Yeni bölüme hoş geldiniz öncelikle uyarımı yapayım +18 bir fic biraz kan ceset vahşet göreceksiniz yine de rahatsız olan varsa okumasın. Ha bir de bu ficin çıkış noktası olan şarkıyı medyaya koydum tamamen jungkooku anlatıyor eğer dediğim yerde açarsanız beni daha iyi anlarsınız.
İyi okumalar.
***
Gün yeni aydınlanıyor, gök yüzü lacivertten sarının en sıcak tonlarına doğru yol alıyordu dün gece zaten geç yatmış olan iki gençten esmer olanı uyku tutmamış kalkacakları saate kadar hazırlıklarını yaparak kitap okumuştu, en son elindeki kitabı yavaşça kenara bırakıp odasındaki camekanın önünde şehrin yeni yeni hareketlenen görüntüsünü izliyordu siyah mat ses geçirmez perdelerini iki yana çekip pencereyi tamamen açarak içeriye havanın dolmasına izin verdi, gözlerini kapatıp bütün ciğerlerini sabahın temiz yağmur kokusuyla doldurdu.

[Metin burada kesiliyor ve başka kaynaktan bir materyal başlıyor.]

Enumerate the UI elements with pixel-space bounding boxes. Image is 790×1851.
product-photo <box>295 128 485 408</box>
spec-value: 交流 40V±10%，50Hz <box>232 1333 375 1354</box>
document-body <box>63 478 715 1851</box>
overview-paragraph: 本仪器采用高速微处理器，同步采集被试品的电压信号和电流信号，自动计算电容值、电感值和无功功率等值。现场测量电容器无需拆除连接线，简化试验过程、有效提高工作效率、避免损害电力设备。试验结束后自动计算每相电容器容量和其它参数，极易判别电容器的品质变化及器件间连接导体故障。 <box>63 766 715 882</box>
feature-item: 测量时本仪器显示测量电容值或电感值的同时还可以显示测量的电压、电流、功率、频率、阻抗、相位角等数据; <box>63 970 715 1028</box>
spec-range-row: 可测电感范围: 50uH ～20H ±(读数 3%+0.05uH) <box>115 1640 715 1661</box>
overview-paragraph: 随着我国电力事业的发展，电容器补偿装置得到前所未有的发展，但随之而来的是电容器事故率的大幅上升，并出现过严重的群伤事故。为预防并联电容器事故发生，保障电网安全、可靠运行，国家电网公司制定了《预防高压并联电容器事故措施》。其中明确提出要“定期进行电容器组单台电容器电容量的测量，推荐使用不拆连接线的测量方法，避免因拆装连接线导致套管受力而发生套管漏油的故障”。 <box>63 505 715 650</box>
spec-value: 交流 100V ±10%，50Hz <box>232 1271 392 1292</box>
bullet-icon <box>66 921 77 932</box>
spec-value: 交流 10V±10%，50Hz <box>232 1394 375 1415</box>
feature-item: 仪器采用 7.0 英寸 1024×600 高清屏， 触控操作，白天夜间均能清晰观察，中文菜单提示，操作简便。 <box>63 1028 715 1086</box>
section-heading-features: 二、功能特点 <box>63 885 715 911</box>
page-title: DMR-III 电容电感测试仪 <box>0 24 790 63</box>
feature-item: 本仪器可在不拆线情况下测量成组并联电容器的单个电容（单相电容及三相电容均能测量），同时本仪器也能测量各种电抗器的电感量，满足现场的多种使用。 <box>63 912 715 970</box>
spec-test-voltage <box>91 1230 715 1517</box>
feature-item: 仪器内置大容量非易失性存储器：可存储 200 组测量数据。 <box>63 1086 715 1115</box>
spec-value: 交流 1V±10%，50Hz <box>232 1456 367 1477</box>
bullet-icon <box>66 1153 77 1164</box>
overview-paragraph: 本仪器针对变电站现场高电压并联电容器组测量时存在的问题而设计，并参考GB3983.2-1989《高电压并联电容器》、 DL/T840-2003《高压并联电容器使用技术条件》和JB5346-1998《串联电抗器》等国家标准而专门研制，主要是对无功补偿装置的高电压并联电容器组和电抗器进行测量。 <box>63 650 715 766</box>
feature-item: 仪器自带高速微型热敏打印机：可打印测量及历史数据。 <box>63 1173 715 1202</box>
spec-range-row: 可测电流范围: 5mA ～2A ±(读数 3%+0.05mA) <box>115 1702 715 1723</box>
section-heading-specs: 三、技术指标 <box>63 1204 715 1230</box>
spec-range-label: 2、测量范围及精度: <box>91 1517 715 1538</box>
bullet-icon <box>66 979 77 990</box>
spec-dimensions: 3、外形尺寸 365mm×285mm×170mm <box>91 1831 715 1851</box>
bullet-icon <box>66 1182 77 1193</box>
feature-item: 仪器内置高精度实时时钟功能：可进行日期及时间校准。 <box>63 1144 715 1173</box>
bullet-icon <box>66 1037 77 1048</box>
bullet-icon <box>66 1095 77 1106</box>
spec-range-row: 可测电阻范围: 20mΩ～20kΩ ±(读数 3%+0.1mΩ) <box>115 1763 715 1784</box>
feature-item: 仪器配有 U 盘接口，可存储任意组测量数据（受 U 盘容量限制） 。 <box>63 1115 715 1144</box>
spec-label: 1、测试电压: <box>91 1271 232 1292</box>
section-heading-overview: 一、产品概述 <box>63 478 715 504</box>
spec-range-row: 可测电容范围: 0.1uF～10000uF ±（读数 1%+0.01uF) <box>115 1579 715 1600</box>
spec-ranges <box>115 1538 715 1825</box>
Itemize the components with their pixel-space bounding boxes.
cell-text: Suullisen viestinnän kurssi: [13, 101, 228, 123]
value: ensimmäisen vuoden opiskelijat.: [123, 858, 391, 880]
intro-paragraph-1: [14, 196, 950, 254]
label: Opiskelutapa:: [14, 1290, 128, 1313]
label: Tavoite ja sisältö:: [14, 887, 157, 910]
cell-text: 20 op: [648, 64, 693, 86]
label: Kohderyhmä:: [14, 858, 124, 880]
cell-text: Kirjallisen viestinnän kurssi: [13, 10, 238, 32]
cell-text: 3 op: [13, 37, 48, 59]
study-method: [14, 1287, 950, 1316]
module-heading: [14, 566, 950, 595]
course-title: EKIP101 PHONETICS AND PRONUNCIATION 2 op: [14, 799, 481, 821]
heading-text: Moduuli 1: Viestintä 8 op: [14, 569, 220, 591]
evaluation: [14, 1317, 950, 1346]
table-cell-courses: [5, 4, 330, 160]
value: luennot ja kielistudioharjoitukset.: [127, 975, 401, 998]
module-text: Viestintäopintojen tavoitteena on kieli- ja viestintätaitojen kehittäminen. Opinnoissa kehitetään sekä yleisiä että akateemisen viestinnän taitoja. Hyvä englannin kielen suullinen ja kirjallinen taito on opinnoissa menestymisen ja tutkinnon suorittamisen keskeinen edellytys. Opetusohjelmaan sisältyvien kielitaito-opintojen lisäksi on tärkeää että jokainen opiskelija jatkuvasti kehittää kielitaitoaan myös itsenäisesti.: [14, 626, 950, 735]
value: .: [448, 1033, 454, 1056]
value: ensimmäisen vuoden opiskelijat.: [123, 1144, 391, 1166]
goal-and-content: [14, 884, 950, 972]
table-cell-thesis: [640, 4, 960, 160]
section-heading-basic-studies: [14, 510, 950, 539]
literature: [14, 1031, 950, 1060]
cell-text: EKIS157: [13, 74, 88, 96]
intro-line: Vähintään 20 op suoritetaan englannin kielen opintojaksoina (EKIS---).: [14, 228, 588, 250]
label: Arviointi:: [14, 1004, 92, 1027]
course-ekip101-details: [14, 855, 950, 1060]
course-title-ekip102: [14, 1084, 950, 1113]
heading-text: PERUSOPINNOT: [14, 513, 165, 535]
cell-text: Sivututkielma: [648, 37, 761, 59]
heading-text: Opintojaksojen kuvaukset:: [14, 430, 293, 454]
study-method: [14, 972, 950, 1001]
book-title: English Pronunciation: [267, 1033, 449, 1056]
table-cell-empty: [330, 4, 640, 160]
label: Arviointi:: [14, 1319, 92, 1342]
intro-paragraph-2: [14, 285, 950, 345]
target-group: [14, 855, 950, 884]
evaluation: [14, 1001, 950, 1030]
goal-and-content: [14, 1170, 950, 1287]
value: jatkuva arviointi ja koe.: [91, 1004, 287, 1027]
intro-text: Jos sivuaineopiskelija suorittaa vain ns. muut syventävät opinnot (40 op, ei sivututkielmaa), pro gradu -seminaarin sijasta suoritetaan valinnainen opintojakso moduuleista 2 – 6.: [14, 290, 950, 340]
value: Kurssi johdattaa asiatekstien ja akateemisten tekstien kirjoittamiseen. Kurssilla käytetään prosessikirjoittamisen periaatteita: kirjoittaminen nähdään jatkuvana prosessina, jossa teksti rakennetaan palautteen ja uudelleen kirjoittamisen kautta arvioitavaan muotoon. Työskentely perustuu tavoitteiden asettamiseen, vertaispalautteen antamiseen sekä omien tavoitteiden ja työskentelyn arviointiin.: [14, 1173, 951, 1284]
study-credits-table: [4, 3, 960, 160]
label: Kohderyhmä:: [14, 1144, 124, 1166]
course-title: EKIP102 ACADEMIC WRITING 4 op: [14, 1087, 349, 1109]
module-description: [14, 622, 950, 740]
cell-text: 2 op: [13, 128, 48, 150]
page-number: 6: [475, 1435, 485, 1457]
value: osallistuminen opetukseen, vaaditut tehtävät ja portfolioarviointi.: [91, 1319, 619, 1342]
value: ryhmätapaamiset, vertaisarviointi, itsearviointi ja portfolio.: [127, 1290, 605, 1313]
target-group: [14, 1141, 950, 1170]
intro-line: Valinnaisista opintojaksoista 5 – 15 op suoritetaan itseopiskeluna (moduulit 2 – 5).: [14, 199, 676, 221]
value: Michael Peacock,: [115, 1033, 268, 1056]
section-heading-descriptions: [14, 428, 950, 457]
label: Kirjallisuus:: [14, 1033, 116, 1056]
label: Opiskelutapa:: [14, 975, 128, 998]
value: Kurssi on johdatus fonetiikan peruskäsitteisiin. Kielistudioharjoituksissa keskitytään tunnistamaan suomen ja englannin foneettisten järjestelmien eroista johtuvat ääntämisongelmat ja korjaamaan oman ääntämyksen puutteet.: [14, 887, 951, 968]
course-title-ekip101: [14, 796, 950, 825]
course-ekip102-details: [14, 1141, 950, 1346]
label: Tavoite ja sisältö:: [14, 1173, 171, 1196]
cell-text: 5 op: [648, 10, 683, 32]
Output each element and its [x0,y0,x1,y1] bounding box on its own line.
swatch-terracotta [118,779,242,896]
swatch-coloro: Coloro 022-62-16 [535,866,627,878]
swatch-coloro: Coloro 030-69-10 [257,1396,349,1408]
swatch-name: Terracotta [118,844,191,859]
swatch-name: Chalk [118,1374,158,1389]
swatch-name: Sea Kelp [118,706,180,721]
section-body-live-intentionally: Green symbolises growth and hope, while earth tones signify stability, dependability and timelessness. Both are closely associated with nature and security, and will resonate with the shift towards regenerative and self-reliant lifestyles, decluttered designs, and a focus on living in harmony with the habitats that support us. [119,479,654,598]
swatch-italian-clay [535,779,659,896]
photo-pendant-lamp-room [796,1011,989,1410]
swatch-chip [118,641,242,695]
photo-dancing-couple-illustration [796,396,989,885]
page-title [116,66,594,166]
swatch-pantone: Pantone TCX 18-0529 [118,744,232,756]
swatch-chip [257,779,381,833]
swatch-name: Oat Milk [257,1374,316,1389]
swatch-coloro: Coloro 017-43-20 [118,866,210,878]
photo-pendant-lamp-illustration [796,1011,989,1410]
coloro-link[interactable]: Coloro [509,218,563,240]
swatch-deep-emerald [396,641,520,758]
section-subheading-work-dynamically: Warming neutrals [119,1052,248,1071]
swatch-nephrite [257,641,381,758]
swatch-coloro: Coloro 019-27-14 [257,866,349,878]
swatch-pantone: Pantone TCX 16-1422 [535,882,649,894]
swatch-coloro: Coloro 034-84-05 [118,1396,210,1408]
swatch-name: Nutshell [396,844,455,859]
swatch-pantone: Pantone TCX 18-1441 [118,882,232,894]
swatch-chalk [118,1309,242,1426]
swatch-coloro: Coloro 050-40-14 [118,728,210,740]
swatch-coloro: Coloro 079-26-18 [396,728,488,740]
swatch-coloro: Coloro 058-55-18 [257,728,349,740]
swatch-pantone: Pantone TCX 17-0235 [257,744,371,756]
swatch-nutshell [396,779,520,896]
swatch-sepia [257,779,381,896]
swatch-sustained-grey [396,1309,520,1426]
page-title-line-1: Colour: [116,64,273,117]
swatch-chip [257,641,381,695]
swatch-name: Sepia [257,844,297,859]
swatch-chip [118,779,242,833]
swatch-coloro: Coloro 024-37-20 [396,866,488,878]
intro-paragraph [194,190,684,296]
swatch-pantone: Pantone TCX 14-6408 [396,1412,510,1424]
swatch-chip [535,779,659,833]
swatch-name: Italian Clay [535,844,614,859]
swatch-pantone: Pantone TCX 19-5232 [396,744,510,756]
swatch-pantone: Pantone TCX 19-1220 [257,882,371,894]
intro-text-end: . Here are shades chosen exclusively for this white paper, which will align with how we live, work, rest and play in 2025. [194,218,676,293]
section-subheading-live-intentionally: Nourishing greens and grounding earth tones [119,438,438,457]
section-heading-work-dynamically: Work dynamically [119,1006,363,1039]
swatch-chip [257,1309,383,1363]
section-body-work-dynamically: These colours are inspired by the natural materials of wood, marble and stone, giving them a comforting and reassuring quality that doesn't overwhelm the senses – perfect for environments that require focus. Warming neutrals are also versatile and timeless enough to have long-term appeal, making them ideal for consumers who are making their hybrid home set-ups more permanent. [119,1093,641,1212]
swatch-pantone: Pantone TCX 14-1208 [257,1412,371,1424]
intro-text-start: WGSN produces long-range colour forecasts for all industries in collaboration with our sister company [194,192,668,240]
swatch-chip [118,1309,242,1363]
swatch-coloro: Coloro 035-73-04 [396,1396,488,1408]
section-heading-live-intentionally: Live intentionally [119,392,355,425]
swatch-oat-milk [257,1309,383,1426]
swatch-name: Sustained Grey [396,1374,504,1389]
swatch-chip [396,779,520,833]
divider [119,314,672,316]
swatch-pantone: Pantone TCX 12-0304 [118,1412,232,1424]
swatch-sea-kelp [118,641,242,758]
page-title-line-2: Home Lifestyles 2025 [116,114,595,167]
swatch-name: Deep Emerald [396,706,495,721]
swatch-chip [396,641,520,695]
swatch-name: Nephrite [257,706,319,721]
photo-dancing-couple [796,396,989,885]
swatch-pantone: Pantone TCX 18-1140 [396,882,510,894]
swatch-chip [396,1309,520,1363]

Odası ve evi oldukça düzenli, koyu renklerin hakimiyetini sürdürdüğü bir alandı. Washington'u bütün ayaklar altına seren bu rezidansın son katlarından birinde oturuyordu rezidans içi dublex olan bu evde girişten ileriye doğru genişçe salon ve beraberinde olan mutfak karşılıyordu sağa doğru gidince merdivenlere girmeden misafir banyosu bulunuyordu merdivenleri ise duvara monteli korkuluksuzdu altı boş gibi duran bu görüntü oldukça sağlam bir yapıdaydı. Yukarı çıkıldığında ise sağ ve sol da bir odası olmak üzere geniş bir lobi karşılıyordu sağ oda çalışma odası sol oda ise Taehyung'un kendi odasıydı evin ışıklandırma sistemi genel olarak alternatif loş ışıklardan oluşuyordu merdiven ve üst katın genelinde duvarların kenar altlarında yürüdükçe ve orda bulunduğun süre boyunca açık kalan ışıklar vardı. Taehyung'un çalışma odası daha çok deri acı kahve ve siyah renklerini barındırıyordu geniş ahşap bir çalışma masası masanın hemen yanında yazıcı vardı ve bir duvarı boydan boya kütüphane şeklinde tasarlanmıştı. Kişisel odası ise daha çok lacivert ve siyahın en can alıcı tonları ile döşenmişti odanın yatağından karşısının tamamen açık camekan olması bu koyu renklerin oluşturduğu kasveti bir nebze olsun kırıyordu.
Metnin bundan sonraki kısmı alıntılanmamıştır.